On ne peut pas dire jusque là que le père Paolo occupe une place de
choix dans la couverture des événements en Syrie. C’est son expulsion du
territoire syrien le mois suivant qui va donner le coup d’envoi d’une
impressionnante campagne médiatique dans plusieurs pays. Cette expulsion
est relatée dans
Le Point du 16 juin . Très amer, le père Paolo déclare : «
C’est mon cadavre qui a quitté la Syrie ».

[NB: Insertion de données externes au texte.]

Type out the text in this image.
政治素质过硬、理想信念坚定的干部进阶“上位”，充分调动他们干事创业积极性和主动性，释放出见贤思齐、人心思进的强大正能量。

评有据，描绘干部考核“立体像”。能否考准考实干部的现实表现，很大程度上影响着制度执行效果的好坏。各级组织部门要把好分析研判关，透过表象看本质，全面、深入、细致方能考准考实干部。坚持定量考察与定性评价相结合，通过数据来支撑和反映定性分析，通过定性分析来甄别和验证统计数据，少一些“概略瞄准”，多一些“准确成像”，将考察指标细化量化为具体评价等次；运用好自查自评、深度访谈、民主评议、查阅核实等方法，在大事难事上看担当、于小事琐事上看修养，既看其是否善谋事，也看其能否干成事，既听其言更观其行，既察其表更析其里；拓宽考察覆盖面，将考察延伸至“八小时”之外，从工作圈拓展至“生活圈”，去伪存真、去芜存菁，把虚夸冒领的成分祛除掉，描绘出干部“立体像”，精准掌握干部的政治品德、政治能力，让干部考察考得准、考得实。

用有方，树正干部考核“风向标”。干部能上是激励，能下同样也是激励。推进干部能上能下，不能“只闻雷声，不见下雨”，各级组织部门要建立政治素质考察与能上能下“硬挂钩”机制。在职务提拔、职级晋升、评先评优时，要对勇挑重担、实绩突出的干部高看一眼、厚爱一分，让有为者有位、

Tel Paul en son temps, le père Paolo prend son bâton de missionnaire
et, financé on ne sait comment, entame une série de voyages en zone
OTAN (Europe et Amérique du Nord), au cours desquels il va dispenser
largement la bonne parole appelant à la chute du «
régime » en
Syrie, en armant au besoin l’opposition. Il effectue une longue tournée
qui va le mener aux Etats-Unis, au Canada, en Italie, en France et en
Belgique. A chacun de ces passages, le témoignage du père Paolo fait
l’objet d’une couverture médiatique massive et unanimement louangeuse.
Je m’intéresse essentiellement dans cette étude à son passage en France, en septembre dernier.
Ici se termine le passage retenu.